Глаза Рымкевича подернулись сухой бестрепетной пленкой. Они стали похожими на глаза деда Григория Петровича Морозова, когда тот предавался воспоминаниям. На его лице теперь составилось выражение какой-то жесткой одухотворенности, словно не было ни разрушения, ни раскаяния. Тяжелая краснота лба и висков и расширенные гипертонией глазные сосуды, как это ни удивительно, не напоминали о волнении, они просто казались естественными признаками пожилого возраста.

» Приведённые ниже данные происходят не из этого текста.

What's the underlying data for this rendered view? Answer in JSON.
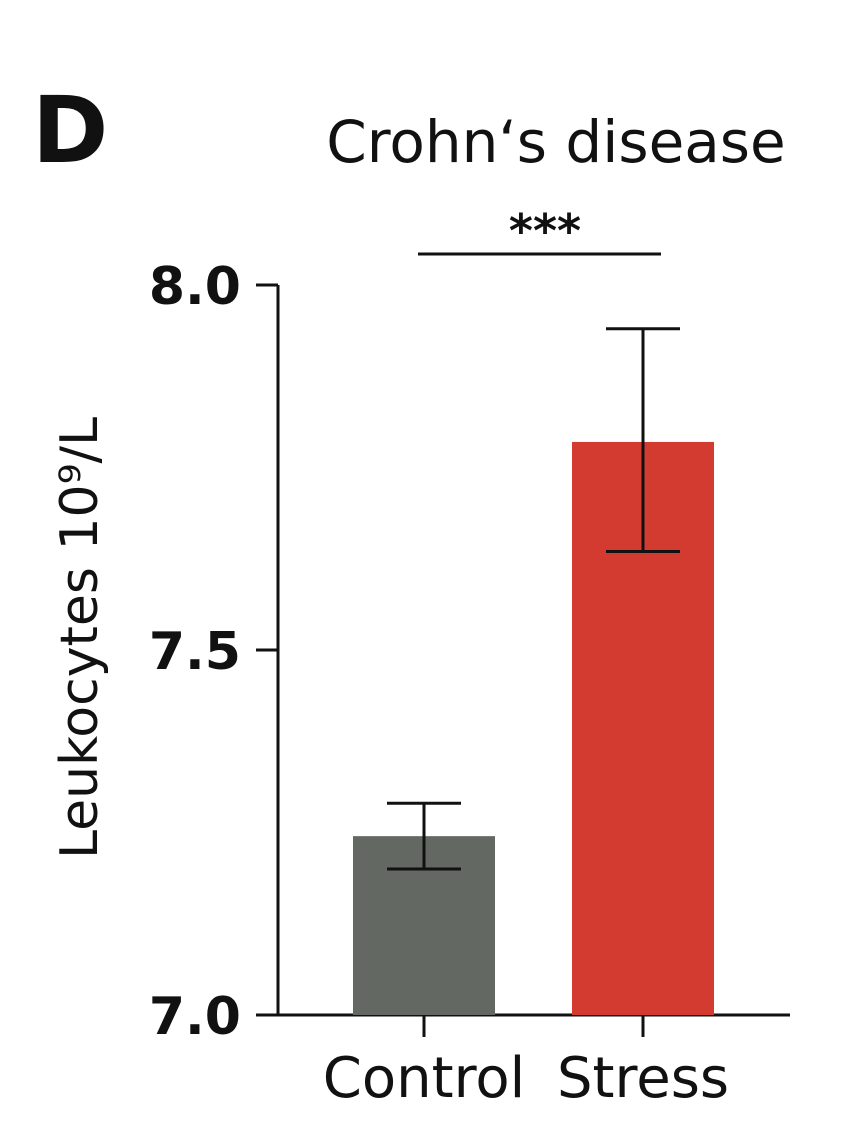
{
  "panel_label": "D",
  "chart_data": {
    "type": "bar",
    "title": "Crohn‘s disease",
    "ylabel": "Leukocytes 10⁹/L",
    "xlabel": "",
    "categories": [
      "Control",
      "Stress"
    ],
    "values": [
      7.245,
      7.785
    ],
    "error": [
      {
        "low": 7.2,
        "high": 7.29
      },
      {
        "low": 7.635,
        "high": 7.94
      }
    ],
    "colors": [
      "#636862",
      "#d33b31"
    ],
    "ylim": [
      7.0,
      8.0
    ],
    "yticks": [
      "8.0",
      "7.5",
      "7.0"
    ],
    "ytick_values": [
      8.0,
      7.5,
      7.0
    ],
    "significance": {
      "label": "***",
      "between": [
        "Control",
        "Stress"
      ]
    },
    "grid": false,
    "legend": "none"
  }
}
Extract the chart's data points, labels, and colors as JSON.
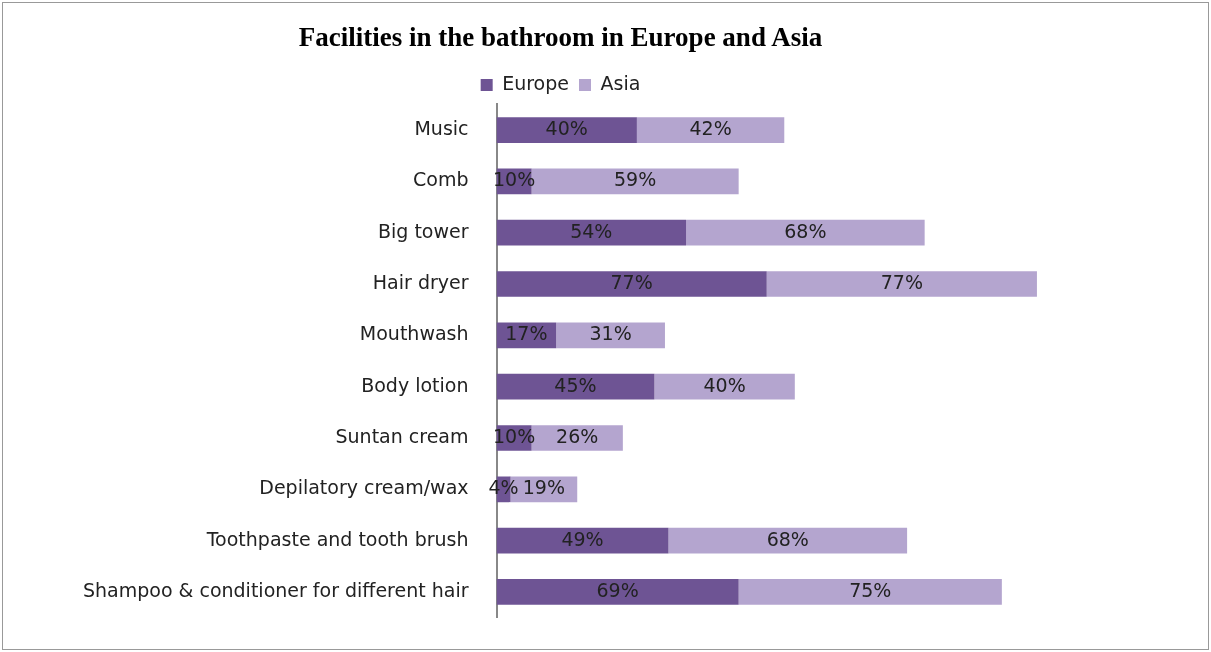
{
  "chart_data": {
    "type": "bar",
    "orientation": "horizontal",
    "stacked": true,
    "title": "Facilities in the bathroom in Europe and Asia",
    "legend": "top",
    "grid": false,
    "tick_labels": "y",
    "categories": [
      "Music",
      "Comb",
      "Big tower",
      "Hair dryer",
      "Mouthwash",
      "Body lotion",
      "Suntan cream",
      "Depilatory cream/wax",
      "Toothpaste and tooth brush",
      "Shampoo & conditioner for different hair"
    ],
    "series": [
      {
        "name": "Europe",
        "color": "#6e5494",
        "values": [
          40,
          10,
          54,
          77,
          17,
          45,
          10,
          4,
          49,
          69
        ],
        "value_labels": [
          "40%",
          "10%",
          "54%",
          "77%",
          "17%",
          "45%",
          "10%",
          "4%",
          "49%",
          "69%"
        ]
      },
      {
        "name": "Asia",
        "color": "#b4a5cf",
        "values": [
          42,
          59,
          68,
          77,
          31,
          40,
          26,
          19,
          68,
          75
        ],
        "value_labels": [
          "42%",
          "59%",
          "68%",
          "77%",
          "31%",
          "40%",
          "26%",
          "19%",
          "68%",
          "75%"
        ]
      }
    ]
  }
}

«Вот все и кончилось, — сказал себе Морозов. — Мягкотелый интеллигент… Что я могу? Я безоружен. Мне не под силу расквасить ему рыло, хотя у меня крепкие мускулы. Я даже не смогу сорвать со стены портрет и расколотить вдребезги. То есть могу, но не вижу в этом смысла. Он остается безнаказанным».
— Надо выпить по рюмке, — Рымкевич подошел к шкафу.